Corrected claim or appeal preparation

Based on the investigation, the team either corrects and resubmits the claim or prepares a formal appeal. Appeals include a cover letter, supporting clinical documentation, relevant coding references, and any payer policy citations that support the claim. If the denial is determined to be valid and not recoverable, it is written off with documented justification.

Appeal submission

The appeal is submitted to the payer within the required filing deadline through the appropriate channel — electronic portal, fax, or mail. The submission is tracked to confirm receipt. An AI Agent may verify that the appeal package meets the payer’s specific submission requirements before it is sent.

Payer response and resolution tracking

The team monitors for the payer’s response. If the appeal is approved, the payment is posted and reconciled. If the appeal is denied, the team evaluates whether a second-level appeal or external review is warranted. If all appeal options are exhausted, the denial is finalized.

Closure and root cause reporting

The denial is closed with the final resolution documented. Denial patterns are aggregated for root cause analysis, informing improvements to coding practices, documentation standards, authorization workflows, and payer contracting.

Inputs + systems

This process commonly relies on inputs such as the denied claim record, payer remittance advice, denial reason codes, original medical records, coding documentation, and authorization records. It may be triggered by an electronic remittance, a payer notification, or a billing system denial report. Connected systems often include practice management and billing systems like Epic, Athenahealth, or AdvancedMD, clearinghouses for claim submission, and EHR platforms for clinical documentation.

Key decision points

Key decision points include how the denial is categorized and which specialist should investigate it, whether the denial is valid, correctable through resubmission, or requires a formal appeal, whether the appeal documentation is sufficient to meet the payer’s evidence requirements, and whether a denied appeal warrants escalation to a second-level appeal or external review.

Common failure points

Denials not identified promptly, causing appeal filing deadlines to expire before the claim is worked. Root cause misidentified when the denial is categorized incorrectly and routed to the wrong specialist. Incomplete appeal packages that are rejected by payers because supporting documentation, coding references, or clinical evidence are missing. Payer response not tracked, allowing appeals to go unresolved without follow-up. Denial trends not analyzed, causing the same root causes to generate repeated denials without upstream correction.
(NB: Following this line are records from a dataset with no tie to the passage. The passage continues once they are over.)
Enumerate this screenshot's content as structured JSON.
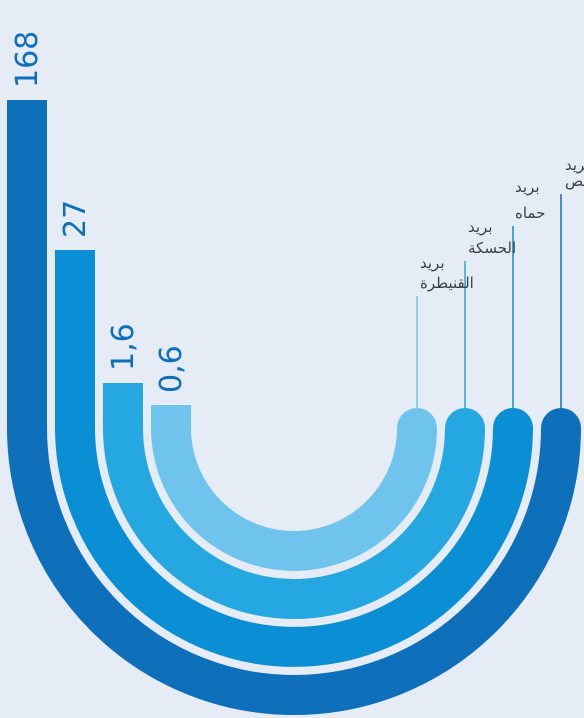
{
  "chart_data": {
    "type": "bar",
    "style": "radial-u-bars",
    "series": [
      {
        "category": "بريد حمص",
        "label_lines": [
          "بريد",
          "حمص"
        ],
        "value": 168,
        "value_label": "168",
        "color": "#0e6fba"
      },
      {
        "category": "بريد حماه",
        "label_lines": [
          "بريد",
          "حماه"
        ],
        "value": 27,
        "value_label": "27",
        "color": "#0a8fd4"
      },
      {
        "category": "بريد الحسكة",
        "label_lines": [
          "بريد",
          "الحسكة"
        ],
        "value": 1.6,
        "value_label": "1,6",
        "color": "#25a8e2"
      },
      {
        "category": "بريد القنيطرة",
        "label_lines": [
          "بريد",
          "القنيطرة"
        ],
        "value": 0.6,
        "value_label": "0,6",
        "color": "#6fc4ee"
      }
    ],
    "colors": {
      "background": "#e6ecf6",
      "value_text": "#0e6fba",
      "label_text": "#3a3f45"
    }
  }
}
How Moxo supports this workflow

Orchestrates denial management from identification through resolution across billing, coding, clinical documentation, and payer relations teams in a single coordinated flow.
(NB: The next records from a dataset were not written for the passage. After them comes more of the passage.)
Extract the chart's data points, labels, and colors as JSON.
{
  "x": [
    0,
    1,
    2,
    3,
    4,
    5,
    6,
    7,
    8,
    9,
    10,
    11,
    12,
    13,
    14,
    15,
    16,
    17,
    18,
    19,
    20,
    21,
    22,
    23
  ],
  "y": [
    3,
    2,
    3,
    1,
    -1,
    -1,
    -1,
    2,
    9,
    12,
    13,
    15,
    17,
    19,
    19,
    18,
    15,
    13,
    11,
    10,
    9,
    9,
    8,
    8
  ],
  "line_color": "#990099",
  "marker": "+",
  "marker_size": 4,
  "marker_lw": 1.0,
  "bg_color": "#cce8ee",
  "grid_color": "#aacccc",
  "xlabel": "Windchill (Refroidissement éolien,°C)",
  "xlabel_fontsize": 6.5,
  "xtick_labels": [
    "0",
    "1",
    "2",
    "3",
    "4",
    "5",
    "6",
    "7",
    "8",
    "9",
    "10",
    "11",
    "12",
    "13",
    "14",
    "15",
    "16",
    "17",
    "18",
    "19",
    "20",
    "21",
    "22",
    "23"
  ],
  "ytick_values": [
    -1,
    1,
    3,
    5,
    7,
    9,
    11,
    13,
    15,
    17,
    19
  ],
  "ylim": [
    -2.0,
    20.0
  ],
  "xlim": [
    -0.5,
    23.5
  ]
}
Routes denials based on reason code and category so each denial reaches the specialist best equipped to investigate and resolve it.
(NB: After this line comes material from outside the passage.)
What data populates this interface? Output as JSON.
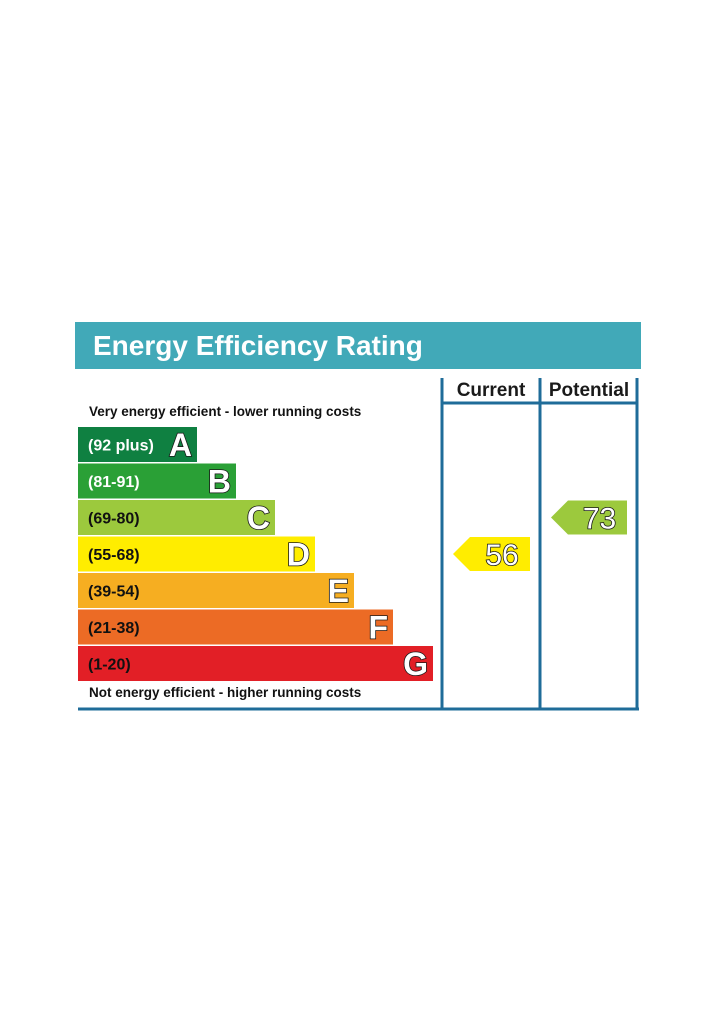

AI Agents categorize denials and assemble review packages by pulling the original claim, denial reason, medical records, and authorization data into a single workspace.

Tracks appeal filing deadlines and alerts the team when payer-specific submission windows are approaching.

Connects to billing, clearinghouse, and EHR platforms like Epic, Athenahealth, and claims clearinghouses so denial data and clinical records flow into the workflow.

Captures denial resolution and root cause data for every case, enabling pattern analysis that drives improvements to coding, documentation, and authorization processes.